日清戦争の講和条件として、日本は朝鮮を完全な独立国として世界に認めさせました。
また、遼東半島と台湾を清から手に入れることになりました。
しかし、清が退いたら今度はロシアが露骨な干渉を始めます。
ロシアの思惑
ロシアにはアジア大陸を南下して占領するという野心があり、はじめの目標を満州や朝鮮に定めていました。
そんななか、日清戦争により日本が遼東半島を手に入れてしまっては面白くありません。
そこで、フランス、ドイツとともに「東洋平和」を名目に遼東半島返還の要求を突き付けてきます。
また清も、日本との条約を無効にするためなら、ヨーロッパの国々にいかなる報酬を与えても良いと言い出します。
日本にフランス、ドイツ、ロシアの3ヶ国と戦争する力はありませんでした。
そのため、三国干渉に応じて遼東半島を清に返還せざるをえませんでした。
日本が遼東半島を返還すると1897年。
さっそくドイツが膠州湾(こうしゅうわん)を占領。
翌年には青島(ちんたお)も手に入れます。
三国干渉には参加していなかったイギリスも威海衛(いかいえい)と九龍(くーろん)を取り、ロシアはなんと日本が返還した遼東半島の旅順(りょじゅん)と大連を手に入れます。
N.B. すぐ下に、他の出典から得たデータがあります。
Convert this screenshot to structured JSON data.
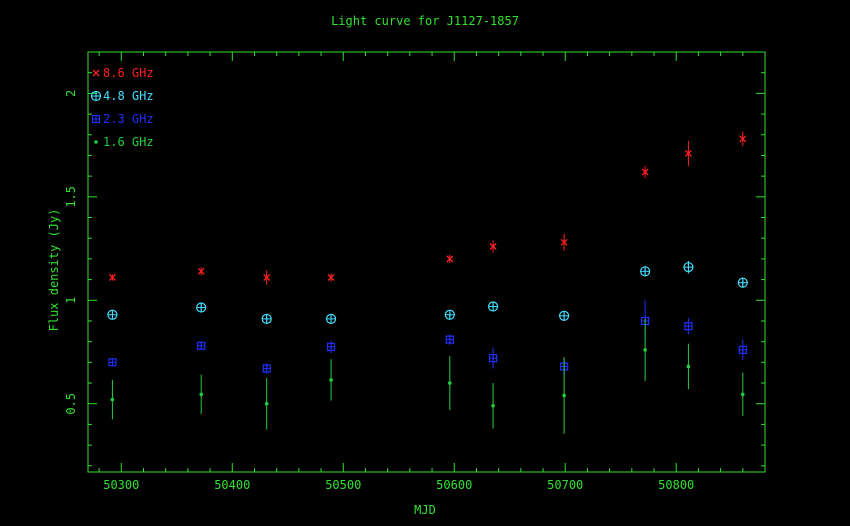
{
  "chart_data": {
    "type": "scatter",
    "title": "Light curve for J1127-1857",
    "xlabel": "MJD",
    "ylabel": "Flux density (Jy)",
    "xlim": [
      50270,
      50880
    ],
    "ylim": [
      0.17,
      2.2
    ],
    "xticks": [
      50300,
      50400,
      50500,
      50600,
      50700,
      50800
    ],
    "yticks": [
      0.5,
      1,
      1.5,
      2
    ],
    "legend_position": "top-left",
    "series": [
      {
        "name": "8.6 GHz",
        "color": "#ff2020",
        "marker": "x",
        "points": [
          {
            "x": 50292,
            "y": 1.11,
            "err": 0.015
          },
          {
            "x": 50372,
            "y": 1.14,
            "err": 0.02
          },
          {
            "x": 50431,
            "y": 1.11,
            "err": 0.035
          },
          {
            "x": 50489,
            "y": 1.11,
            "err": 0.02
          },
          {
            "x": 50596,
            "y": 1.2,
            "err": 0.02
          },
          {
            "x": 50635,
            "y": 1.26,
            "err": 0.03
          },
          {
            "x": 50699,
            "y": 1.28,
            "err": 0.04
          },
          {
            "x": 50772,
            "y": 1.62,
            "err": 0.03
          },
          {
            "x": 50811,
            "y": 1.71,
            "err": 0.06
          },
          {
            "x": 50860,
            "y": 1.78,
            "err": 0.035
          }
        ]
      },
      {
        "name": "4.8 GHz",
        "color": "#40e0ff",
        "marker": "circle-plus",
        "points": [
          {
            "x": 50292,
            "y": 0.93,
            "err": 0.015
          },
          {
            "x": 50372,
            "y": 0.965,
            "err": 0.02
          },
          {
            "x": 50431,
            "y": 0.91,
            "err": 0.015
          },
          {
            "x": 50489,
            "y": 0.91,
            "err": 0.015
          },
          {
            "x": 50596,
            "y": 0.93,
            "err": 0.015
          },
          {
            "x": 50635,
            "y": 0.97,
            "err": 0.02
          },
          {
            "x": 50699,
            "y": 0.925,
            "err": 0.025
          },
          {
            "x": 50772,
            "y": 1.14,
            "err": 0.025
          },
          {
            "x": 50811,
            "y": 1.16,
            "err": 0.03
          },
          {
            "x": 50860,
            "y": 1.085,
            "err": 0.025
          }
        ]
      },
      {
        "name": "2.3 GHz",
        "color": "#2030ff",
        "marker": "square-plus",
        "points": [
          {
            "x": 50292,
            "y": 0.7,
            "err": 0.015
          },
          {
            "x": 50372,
            "y": 0.78,
            "err": 0.02
          },
          {
            "x": 50431,
            "y": 0.67,
            "err": 0.025
          },
          {
            "x": 50489,
            "y": 0.775,
            "err": 0.03
          },
          {
            "x": 50596,
            "y": 0.81,
            "err": 0.025
          },
          {
            "x": 50635,
            "y": 0.72,
            "err": 0.05
          },
          {
            "x": 50699,
            "y": 0.68,
            "err": 0.04
          },
          {
            "x": 50772,
            "y": 0.9,
            "err": 0.1
          },
          {
            "x": 50811,
            "y": 0.875,
            "err": 0.04
          },
          {
            "x": 50860,
            "y": 0.76,
            "err": 0.05
          }
        ]
      },
      {
        "name": "1.6 GHz",
        "color": "#20d040",
        "marker": "dot",
        "points": [
          {
            "x": 50292,
            "y": 0.52,
            "err": 0.095
          },
          {
            "x": 50372,
            "y": 0.545,
            "err": 0.095
          },
          {
            "x": 50431,
            "y": 0.5,
            "err": 0.125
          },
          {
            "x": 50489,
            "y": 0.615,
            "err": 0.1
          },
          {
            "x": 50596,
            "y": 0.6,
            "err": 0.13
          },
          {
            "x": 50635,
            "y": 0.49,
            "err": 0.11
          },
          {
            "x": 50699,
            "y": 0.54,
            "err": 0.185
          },
          {
            "x": 50772,
            "y": 0.76,
            "err": 0.15
          },
          {
            "x": 50811,
            "y": 0.68,
            "err": 0.11
          },
          {
            "x": 50860,
            "y": 0.545,
            "err": 0.105
          }
        ]
      }
    ]
  },
  "colors": {
    "background": "#000000",
    "axis": "#30e030",
    "text": "#30e030"
  }
}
さらにその翌年、フランスが広州湾(こうしゅうわん)を手に入れます。
ロシア、フランス、ドイツは「東洋平和」といって干渉してきたのに、すぐに清から植民地をむしり取ったのです。
日本国民の激怒と天皇
これには日本国民は大激怒。
国中が騒然とします。
しかし、感情のまま戦争をはじめても西欧の大国には勝てません。
そこで、これをなだめるため明治天皇は「遼東還付の勅語」を出します。
こうして、日本国民は「ならぬ堪忍するが堪忍」と思い定めて、なんとか静まります。